Definition : A function is said to be $\beta$-strongly convex if,
$f(\theta w + (1-\theta) w') \le \theta f(w) + (1-\theta) f(w') - \frac{\beta}{2}\theta(1-\theta)(w-w')^2$
What is the motivation behind the $\frac{\beta}{2}\theta(1-\theta)(w-w')^2$ term?
On
First, note that any strongly convex function with $\beta>0$ is convex. You can note this by considering $\theta\in\left(0,1\right)$ and $w\neq w^{\prime}$to get that $$ \frac{\beta}{2}\theta\left(1-\theta\right)\left(w-w^{\prime}\right)>0 $$ and hence \begin{align*} f\left(\theta w+\left(1-\theta\right)w^{\prime}\right) & \leq\theta f\left(w\right)+\left(1-\theta\right)f\left(w^{\prime}\right)-\frac{\beta}{2}\theta\left(1-\theta\right)\left(w-w^{\prime}\right)^{2}\\ & <\theta f\left(w\right)+\left(1-\theta\right)f\left(w^{\prime}\right)-0\\ & =\theta f\left(w\right)+\left(1-\theta\right)f\left(w^{\prime}\right). \end{align*} However, the converse is not necessarily true. Strong convexity is thus a stronger (hence the name) requirement than strict convexity. Whenever you restrict the space of objects you are looking at, you make your life easier, but you will not be able to say something as general if you had not restricted your space. From Wikipedia, ``strongly convex functions are in general easier to work with than convex or strictly convex functions, since they are a smaller class.''
Here, strong convexity is trying to make your life easier by telling you just how strictly convex a function is. The larger the $\beta$, the more ``strictly'' convex your function is.
With this definition, $f(w)$ is $\beta$-strongly convex if and only if $g(w)=f(w) - \frac{\beta}{2}\|w\|^2$ is convex. That is, if you expand out the terms you'll see the following expressions are equivalent: $$ \begin{aligned} f(\theta w + (1-\theta) w') &\le \theta f(w) + (1-\theta) f(w') - \frac{\beta}{2}\theta(1-\theta)\|w-w'\|^2 \\ \Leftrightarrow g(\theta w + (1-\theta) w') &\le \theta g(w) + (1-\theta) g(w') \end{aligned} $$ This means $f$ can be written as the sum of convex function $g$ and a quadratic term: $f(w)=g(w)+ \frac{\beta}{2}\|w\|^2$.

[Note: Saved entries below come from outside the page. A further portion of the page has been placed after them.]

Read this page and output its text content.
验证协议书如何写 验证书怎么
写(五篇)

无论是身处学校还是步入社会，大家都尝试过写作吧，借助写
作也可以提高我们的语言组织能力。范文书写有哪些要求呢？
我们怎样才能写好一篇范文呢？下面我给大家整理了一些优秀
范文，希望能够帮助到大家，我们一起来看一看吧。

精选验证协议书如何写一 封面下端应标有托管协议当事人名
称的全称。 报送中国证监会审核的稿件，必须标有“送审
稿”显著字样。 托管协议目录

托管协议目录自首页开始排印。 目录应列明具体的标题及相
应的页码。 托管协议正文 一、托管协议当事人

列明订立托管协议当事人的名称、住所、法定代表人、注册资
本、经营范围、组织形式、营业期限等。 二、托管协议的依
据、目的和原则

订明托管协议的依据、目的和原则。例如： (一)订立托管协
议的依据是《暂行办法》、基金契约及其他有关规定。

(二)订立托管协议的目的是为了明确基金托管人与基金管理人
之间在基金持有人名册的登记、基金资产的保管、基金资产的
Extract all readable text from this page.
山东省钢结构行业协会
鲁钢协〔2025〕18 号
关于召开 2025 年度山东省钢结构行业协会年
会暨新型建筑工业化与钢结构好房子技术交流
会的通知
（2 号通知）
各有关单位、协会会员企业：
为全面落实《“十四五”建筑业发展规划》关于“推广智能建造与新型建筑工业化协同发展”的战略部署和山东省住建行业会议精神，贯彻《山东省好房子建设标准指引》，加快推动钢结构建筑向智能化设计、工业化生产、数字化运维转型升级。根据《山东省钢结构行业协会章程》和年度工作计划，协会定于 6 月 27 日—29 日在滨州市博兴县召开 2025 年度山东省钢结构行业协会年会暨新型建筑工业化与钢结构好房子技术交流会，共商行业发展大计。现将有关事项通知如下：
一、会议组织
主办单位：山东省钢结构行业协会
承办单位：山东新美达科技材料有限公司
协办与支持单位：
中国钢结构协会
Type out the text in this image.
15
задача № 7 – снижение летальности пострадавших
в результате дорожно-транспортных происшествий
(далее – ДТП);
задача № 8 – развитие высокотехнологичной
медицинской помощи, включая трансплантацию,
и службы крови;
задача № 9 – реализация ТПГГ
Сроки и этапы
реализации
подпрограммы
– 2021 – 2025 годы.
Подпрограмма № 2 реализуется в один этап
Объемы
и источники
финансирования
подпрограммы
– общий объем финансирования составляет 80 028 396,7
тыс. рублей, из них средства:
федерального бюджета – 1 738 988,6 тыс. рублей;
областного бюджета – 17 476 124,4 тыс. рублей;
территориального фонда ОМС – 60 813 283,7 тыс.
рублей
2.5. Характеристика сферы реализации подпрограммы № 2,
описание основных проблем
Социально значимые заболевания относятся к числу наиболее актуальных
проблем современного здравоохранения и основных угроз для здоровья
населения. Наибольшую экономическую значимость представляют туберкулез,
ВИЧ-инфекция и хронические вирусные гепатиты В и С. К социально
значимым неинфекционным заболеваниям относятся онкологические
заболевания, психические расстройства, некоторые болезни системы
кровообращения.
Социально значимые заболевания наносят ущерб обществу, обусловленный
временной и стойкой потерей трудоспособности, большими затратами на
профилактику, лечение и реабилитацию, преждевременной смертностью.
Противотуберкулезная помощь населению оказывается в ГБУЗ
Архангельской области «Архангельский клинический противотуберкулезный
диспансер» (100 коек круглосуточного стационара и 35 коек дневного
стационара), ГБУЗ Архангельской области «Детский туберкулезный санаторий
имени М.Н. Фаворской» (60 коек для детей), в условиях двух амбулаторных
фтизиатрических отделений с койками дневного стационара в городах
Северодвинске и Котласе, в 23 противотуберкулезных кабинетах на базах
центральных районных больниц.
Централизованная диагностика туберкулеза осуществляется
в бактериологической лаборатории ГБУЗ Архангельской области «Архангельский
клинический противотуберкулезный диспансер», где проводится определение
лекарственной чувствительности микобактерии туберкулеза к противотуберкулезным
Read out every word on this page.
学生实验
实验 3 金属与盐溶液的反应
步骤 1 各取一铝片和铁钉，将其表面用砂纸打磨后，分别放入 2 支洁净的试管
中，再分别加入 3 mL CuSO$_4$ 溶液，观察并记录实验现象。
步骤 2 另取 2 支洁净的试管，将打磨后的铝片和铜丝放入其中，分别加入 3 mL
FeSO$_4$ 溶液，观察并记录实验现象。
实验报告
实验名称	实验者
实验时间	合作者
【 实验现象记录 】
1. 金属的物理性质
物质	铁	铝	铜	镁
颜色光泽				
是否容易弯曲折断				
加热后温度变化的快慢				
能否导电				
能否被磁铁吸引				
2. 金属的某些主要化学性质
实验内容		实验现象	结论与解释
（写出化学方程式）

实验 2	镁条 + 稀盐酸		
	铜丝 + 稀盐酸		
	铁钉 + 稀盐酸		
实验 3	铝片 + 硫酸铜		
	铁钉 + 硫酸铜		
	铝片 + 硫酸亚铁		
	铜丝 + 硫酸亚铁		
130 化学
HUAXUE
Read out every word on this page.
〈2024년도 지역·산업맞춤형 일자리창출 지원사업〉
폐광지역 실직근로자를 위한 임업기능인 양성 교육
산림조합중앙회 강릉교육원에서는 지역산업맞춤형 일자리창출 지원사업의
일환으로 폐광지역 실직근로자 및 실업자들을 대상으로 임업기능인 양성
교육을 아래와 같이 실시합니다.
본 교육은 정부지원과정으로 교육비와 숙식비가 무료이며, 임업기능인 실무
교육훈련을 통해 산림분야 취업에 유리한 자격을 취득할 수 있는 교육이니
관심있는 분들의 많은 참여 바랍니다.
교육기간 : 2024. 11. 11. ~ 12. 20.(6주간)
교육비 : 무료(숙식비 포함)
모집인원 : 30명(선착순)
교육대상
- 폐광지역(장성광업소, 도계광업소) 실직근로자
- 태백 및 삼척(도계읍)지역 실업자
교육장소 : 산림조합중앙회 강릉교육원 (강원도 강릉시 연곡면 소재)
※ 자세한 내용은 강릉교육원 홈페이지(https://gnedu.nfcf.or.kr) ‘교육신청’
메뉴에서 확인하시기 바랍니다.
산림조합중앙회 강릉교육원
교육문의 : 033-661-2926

Also, a strongly convex function has a unique minimizer. Suppose $w$ and $w'$ both minimize $f$ and $w\ne w'$, then the strong convexity condition implies $f((w+w')/2) < (f(w)+f(w'))/2$, a contradiction. So, in fact we can express $f(w)=h(w)+ \frac{\beta}{2}\|w - w^*\|^2 + f(w^*)$, where $h$ is a nonnegative convex function, and $w^*$ is the unique minimizer of $f$.